In the fifth embodiment, the outer peripheral surface of the cylinder 11 on the opposite side of the opening 23 in the vicinity of the inner projecting portion 27 of the body 20 is extended in the cylinder radial direction from the inner projecting portion 27 A plurality of projections 81 similar to those of the first embodiment are formed. In this embodiment, the cylinder itself constitutes the cylinder side member of the present invention.

Five kinds of extension portions 85, 86, 87, 88, and 89 as in the first embodiment are arranged in the tubular portion 241 of the dust cover main body 243 in two sets, In the left-right direction). The inner circumferential member 82 is sandwiched between the inner side projections 245 and 246 on both sides of the dust cover main body 243 and the engaging convex portion 247 is inserted into the engaging concave portion 83 on the outer circumferential surface. Accordingly, the inner peripheral member 82 is restricted from moving in the cylinder axis direction and the cylinder peripheral direction with respect to the dust cover main body 243. The inner peripheral member 82 constitutes the dust cover 240 together with the dust cover main body 243.
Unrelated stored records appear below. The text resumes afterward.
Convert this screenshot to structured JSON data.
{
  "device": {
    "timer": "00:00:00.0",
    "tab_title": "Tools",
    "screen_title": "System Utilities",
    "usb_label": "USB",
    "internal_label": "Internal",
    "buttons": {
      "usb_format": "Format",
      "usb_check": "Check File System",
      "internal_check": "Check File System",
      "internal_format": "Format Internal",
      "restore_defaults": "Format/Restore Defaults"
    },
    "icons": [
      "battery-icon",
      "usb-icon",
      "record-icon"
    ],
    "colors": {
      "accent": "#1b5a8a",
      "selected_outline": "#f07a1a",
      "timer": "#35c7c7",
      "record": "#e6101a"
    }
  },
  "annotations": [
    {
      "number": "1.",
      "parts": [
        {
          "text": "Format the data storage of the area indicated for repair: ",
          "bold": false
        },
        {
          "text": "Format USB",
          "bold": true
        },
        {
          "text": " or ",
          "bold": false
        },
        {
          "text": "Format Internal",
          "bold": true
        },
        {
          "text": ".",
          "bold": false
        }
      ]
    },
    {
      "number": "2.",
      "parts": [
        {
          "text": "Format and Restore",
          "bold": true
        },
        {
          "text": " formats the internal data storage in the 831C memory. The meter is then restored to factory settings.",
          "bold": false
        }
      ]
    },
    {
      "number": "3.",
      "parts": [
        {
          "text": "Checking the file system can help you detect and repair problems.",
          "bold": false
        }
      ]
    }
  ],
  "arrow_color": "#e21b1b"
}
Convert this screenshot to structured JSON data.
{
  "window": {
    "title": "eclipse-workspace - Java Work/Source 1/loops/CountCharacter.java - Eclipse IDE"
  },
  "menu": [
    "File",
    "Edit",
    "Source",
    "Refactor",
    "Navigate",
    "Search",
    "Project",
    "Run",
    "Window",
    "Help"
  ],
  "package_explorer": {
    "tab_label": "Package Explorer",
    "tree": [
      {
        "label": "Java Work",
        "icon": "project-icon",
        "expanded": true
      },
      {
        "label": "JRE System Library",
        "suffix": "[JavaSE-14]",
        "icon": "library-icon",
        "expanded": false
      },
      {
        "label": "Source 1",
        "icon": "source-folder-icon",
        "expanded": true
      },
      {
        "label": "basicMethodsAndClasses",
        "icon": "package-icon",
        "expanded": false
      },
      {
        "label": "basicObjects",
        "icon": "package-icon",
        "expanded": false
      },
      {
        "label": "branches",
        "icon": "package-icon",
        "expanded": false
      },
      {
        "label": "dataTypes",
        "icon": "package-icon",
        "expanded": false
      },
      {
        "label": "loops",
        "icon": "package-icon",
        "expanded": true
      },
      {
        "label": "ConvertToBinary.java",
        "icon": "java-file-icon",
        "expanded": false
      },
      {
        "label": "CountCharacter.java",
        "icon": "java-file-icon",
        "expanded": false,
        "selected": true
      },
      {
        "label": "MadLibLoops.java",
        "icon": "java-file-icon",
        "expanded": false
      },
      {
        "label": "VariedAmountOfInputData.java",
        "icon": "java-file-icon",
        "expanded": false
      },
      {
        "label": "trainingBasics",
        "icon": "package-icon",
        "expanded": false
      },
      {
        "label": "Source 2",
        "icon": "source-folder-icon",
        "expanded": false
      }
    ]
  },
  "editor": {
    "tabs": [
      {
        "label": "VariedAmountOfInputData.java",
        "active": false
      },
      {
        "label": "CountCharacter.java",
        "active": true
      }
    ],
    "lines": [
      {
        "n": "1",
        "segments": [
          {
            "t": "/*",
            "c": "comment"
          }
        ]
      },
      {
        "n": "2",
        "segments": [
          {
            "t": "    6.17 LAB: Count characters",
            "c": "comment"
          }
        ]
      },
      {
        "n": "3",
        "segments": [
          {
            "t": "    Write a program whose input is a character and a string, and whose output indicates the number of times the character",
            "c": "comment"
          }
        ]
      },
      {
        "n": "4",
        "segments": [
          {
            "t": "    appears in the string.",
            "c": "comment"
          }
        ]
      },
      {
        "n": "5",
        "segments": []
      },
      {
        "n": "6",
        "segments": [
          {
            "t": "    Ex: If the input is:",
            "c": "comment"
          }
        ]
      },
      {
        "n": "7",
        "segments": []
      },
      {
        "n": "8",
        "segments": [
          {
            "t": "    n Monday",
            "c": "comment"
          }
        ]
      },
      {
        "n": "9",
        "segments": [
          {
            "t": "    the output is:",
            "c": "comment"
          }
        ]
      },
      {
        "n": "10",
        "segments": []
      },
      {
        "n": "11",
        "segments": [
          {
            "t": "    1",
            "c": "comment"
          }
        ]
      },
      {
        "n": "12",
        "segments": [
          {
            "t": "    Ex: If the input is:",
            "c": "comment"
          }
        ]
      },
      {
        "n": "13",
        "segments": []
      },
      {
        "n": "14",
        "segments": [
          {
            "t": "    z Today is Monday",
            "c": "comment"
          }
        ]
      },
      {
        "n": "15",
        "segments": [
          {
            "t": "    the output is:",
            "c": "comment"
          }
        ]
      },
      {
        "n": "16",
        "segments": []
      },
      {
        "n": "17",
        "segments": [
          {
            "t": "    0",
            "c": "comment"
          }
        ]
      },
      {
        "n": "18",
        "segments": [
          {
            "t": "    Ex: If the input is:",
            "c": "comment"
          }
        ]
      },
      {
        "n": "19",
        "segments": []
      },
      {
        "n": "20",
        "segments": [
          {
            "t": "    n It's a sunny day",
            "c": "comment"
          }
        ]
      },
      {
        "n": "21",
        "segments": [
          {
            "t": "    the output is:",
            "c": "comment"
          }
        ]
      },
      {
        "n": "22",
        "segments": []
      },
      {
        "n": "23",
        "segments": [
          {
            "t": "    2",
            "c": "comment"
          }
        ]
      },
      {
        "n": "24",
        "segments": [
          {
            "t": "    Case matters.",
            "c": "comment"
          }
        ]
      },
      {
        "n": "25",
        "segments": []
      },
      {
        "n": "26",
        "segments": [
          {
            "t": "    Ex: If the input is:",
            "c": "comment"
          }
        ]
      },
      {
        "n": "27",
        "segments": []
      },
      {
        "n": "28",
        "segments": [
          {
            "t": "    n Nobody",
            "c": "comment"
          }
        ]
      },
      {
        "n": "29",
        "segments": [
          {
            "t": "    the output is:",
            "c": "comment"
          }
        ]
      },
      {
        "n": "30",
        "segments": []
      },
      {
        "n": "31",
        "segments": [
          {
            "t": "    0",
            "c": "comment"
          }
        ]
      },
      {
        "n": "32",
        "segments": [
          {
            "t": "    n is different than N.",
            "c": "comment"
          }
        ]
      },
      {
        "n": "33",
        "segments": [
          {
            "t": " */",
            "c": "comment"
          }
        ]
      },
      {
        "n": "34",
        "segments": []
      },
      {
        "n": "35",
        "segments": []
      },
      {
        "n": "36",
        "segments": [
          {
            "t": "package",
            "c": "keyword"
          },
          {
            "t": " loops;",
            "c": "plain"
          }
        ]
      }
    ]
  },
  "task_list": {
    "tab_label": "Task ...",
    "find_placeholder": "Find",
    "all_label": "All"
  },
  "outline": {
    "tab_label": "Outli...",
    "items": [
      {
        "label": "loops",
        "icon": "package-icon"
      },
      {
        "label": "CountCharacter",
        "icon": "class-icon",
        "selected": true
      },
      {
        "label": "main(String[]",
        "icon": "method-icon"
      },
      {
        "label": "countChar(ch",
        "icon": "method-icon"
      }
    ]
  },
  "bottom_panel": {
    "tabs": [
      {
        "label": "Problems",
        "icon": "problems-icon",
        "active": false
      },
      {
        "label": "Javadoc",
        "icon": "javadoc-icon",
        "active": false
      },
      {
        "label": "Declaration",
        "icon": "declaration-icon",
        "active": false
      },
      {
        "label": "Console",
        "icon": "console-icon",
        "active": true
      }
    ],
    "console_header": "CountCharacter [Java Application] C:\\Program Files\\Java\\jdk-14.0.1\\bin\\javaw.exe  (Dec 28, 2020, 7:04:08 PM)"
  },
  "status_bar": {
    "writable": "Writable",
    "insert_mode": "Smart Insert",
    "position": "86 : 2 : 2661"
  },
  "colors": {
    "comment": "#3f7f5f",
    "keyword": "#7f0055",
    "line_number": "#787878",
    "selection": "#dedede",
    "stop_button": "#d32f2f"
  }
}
Therefore, the projection 81 and the extension portions 85, 86, 87, 88, and 89 are provided between the cylinder 11 and the dust cover 240. Thereby, no mechanism is provided between the cylinder 11 and the rod 12 in the cylinder 11.

The cylinder 11 and the dust cover 240 are provided with the same position confirming portion as in the first embodiment in which it is possible to visually confirm that the projection 81 is locked. The position confirming portion includes a triangular mark 122 formed on the trunk portion 20 of the cylinder 11 and directed toward the dust cover 240 along the cylinder axis direction and a cylindrical portion 241 of the dust cover 240, , And a triangular mark 123 formed so as to face the cylinder 11 along the cylinder axis direction. That is, this position confirming section can confirm that the projection 81 is in the locking position facing the cylinder axis direction, on the outer surface of the dust cover 140.

The operation of the above configuration is the same as that of each of the above embodiments. In the fifth embodiment, an example is shown in which the projections 81 are provided directly on the cylinder 11 and the extension portions 85, 86, 87, 88, and 89 are provided on the inner periphery of the dust cover 240 However, the protrusion 81 may be provided on the dust cover 240, and the expansion portions 85, 86, 87, 88, and 89 may be provided on the cylinder 11. The shapes of the extension portions 85, 86, 87, 88, and 89 and the maximum length contact portion 115 may be changed as appropriate as in the second to fourth embodiments.

The first to fifth embodiments described above are a cylinder apparatus having a cylindrical cylinder and a rod whose one end is inserted into one end of the cylinder and is pushed in the projecting direction and relatively rotatable with respect to the cylinder, Side member provided with at least a restriction on the movement in the axial direction with respect to the rod-side member and a rod-side member provided with at least the movement in the axial direction being restricted with respect to the rod, A protrusion provided on either one of the peripheral surfaces of the side members and extending in the radial direction and a peripheral surface of the cylinder side member facing the peripheral surface provided with the protrusion or the other surface of the rod side member, A maximum length contact portion extending in a circumferential direction in which the projection comes into contact when the rod becomes the maximum protruding state, A lock portion which is provided partially in the peripheral direction so as to face the contact portion in the axial direction and regulates the projection so that the projection comes into contact with the rod when the rod is reduced in length so that the rod does not move in the reduction direction; And a guide portion provided to be spaced apart from the maximum length contact portion in the axial direction so as to guide the protrusion to a position facing the lock portion in the circumferential direction of the maximum length contact portion. Thus, when the rod becomes the maximum protruding state, the guide portion provided in the axial direction and spaced apart from the maximum length contact portion guides the protrusion to a position opposed to the lock portion in the circumferential direction of the maximum length contact portion, It is regulated not to move in the downward direction. Since the guide portion is guided to the position facing the lock portion in the circumferential direction of the maximum length contact portion by the guide portion spaced apart from the maximum length contact portion in the axial direction as described above, the rod and the cylinder are made large There is no need to move them relative to each other. Therefore, the operability of the unlocking operation can be improved.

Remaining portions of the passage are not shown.